The SHORE planner's Module 3 (Physical Recovery) includes pelvic floor symptom tracking, exercise logging, and structured prompts for clinical conversations — designed to help identify when symptoms need professional assessment rather than continued self-management.

Sources & citations

  1. 1 NICE (2021). Postnatal Care. Guideline NG194. National Institute for Health and Care Excellence.
  2. 2 Mantilla Toloza SC et al. (2024). Pelvic floor training to prevent stress urinary incontinence: a systematic review. Actas Urológicas Españolas, 48(4), 319–327.
  3. 3 Systematic review of population-based studies on postpartum urinary incontinence prevalence and long-term outcomes (cited in protocol: Acupuncture combined with pelvic floor rehabilitation, 2023).
  4. 4 Cochrane umbrella overview: Antenatal, Intrapartum and Postpartum Interventions for Preventing Postpartum Urinary and Faecal Incontinence (2023). Journal of Clinical Medicine, 12(18), 5924.

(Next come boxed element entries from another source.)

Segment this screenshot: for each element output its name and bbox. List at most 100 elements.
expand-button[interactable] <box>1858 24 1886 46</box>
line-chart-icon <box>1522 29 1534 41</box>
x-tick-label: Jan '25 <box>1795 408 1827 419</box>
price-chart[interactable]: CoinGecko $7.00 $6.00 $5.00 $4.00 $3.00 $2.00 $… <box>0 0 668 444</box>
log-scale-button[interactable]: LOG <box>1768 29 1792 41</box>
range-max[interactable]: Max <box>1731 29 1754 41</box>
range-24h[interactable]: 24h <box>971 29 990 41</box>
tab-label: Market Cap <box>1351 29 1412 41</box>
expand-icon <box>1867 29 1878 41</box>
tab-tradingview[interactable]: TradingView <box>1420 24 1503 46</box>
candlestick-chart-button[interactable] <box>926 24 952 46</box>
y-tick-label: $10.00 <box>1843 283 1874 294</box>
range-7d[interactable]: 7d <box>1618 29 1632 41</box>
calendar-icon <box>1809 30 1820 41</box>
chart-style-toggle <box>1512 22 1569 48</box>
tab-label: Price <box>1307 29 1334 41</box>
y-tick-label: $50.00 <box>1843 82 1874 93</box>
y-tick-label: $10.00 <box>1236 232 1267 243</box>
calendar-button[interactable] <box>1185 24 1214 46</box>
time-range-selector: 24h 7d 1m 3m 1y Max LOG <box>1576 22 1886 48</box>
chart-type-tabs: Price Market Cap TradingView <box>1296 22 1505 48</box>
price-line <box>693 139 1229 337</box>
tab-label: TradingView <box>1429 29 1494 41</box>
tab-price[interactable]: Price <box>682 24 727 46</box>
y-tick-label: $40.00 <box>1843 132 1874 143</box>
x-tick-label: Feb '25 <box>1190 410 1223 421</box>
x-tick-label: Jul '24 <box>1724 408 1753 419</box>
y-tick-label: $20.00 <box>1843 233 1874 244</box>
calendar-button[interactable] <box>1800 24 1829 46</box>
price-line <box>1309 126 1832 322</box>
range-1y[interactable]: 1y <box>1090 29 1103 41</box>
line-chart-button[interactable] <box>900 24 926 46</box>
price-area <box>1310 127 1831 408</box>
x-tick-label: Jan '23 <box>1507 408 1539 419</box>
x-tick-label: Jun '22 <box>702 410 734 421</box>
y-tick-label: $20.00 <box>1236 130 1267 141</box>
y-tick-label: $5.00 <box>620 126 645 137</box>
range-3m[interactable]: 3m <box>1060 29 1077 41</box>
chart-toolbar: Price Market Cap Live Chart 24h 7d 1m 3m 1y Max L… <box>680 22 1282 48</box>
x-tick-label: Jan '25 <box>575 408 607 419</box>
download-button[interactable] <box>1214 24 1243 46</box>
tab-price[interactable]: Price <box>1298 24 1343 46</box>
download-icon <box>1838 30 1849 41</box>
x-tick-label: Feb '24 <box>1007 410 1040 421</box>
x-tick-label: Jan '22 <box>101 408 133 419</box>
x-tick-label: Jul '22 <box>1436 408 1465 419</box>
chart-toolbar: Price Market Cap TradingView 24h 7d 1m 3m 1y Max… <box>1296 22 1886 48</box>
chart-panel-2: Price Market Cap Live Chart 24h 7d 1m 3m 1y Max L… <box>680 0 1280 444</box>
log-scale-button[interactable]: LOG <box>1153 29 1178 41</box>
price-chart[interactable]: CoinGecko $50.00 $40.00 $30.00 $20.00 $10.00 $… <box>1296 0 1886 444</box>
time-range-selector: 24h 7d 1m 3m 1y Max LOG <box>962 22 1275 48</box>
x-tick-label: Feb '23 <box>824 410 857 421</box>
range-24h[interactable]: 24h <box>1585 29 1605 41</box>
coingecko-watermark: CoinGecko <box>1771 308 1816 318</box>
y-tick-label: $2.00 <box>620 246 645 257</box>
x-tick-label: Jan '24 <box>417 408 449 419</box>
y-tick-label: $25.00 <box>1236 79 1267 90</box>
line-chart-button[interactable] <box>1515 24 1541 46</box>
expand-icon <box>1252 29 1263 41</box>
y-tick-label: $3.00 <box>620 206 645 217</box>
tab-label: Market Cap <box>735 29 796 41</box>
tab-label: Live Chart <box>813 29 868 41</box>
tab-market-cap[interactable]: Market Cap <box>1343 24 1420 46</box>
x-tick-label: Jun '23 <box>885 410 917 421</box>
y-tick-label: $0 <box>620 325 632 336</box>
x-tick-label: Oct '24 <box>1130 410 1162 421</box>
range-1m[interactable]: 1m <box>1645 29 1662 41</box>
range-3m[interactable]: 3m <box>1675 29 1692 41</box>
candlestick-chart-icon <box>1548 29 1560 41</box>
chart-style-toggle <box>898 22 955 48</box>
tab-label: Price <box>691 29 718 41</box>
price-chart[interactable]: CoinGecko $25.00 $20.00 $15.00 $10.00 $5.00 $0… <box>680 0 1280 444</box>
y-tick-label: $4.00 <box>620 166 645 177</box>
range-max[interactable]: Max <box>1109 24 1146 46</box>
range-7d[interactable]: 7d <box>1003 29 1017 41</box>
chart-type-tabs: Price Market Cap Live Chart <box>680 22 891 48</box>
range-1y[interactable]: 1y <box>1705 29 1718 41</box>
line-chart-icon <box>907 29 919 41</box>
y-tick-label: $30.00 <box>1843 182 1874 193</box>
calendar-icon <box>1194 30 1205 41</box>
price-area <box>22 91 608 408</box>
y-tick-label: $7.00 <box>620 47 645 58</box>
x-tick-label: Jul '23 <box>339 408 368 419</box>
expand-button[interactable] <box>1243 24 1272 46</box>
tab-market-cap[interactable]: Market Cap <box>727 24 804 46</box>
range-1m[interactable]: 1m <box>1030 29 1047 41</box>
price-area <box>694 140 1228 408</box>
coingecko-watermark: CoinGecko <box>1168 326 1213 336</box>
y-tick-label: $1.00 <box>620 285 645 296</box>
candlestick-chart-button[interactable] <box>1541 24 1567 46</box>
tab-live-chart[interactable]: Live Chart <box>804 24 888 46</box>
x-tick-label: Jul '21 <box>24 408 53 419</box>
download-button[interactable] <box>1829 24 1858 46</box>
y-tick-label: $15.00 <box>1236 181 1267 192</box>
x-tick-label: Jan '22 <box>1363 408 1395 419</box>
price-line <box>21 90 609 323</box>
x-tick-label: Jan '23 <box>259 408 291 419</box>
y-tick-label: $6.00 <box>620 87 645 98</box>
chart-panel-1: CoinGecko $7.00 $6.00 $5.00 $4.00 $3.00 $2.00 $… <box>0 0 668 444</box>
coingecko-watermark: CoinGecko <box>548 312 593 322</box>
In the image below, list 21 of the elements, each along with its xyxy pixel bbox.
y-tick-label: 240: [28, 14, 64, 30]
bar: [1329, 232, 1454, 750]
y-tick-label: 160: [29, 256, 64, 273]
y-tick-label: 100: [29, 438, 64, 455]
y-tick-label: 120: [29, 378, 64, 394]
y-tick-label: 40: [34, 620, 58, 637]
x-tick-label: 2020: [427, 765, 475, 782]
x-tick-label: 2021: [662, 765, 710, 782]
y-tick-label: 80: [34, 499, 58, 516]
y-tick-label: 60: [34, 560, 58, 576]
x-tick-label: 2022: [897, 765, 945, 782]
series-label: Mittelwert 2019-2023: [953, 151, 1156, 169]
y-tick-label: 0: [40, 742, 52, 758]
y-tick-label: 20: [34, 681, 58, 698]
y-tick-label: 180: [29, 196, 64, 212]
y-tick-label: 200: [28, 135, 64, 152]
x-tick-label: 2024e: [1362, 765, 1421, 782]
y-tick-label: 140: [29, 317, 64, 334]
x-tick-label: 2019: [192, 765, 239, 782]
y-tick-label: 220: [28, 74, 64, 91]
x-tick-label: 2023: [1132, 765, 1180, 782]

  5. 5 Bø K et al. (2022). Recovery of pelvic floor muscle strength and endurance 6 and 12 months postpartum in primiparous women — a prospective cohort study. International Urogynecology Journal, 33, 3481–3489.
  6. 6 Woodley SJ et al. (2020). Pelvic floor muscle training for preventing and treating urinary and faecal incontinence in antenatal and postnatal women. Cochrane Database of Systematic Reviews, 5, CD007471.
  7. 7 Hay-Smith EJC et al. (2024). Comparisons of approaches to pelvic floor muscle training for urinary incontinence in women. Cochrane Database of Systematic Reviews, 12, CD009508.
  8. 8 Meta-analysis of training interventions for postpartum urinary incontinence (2025). Databases searched through November 2024. Neurourology and Urodynamics, published 2025.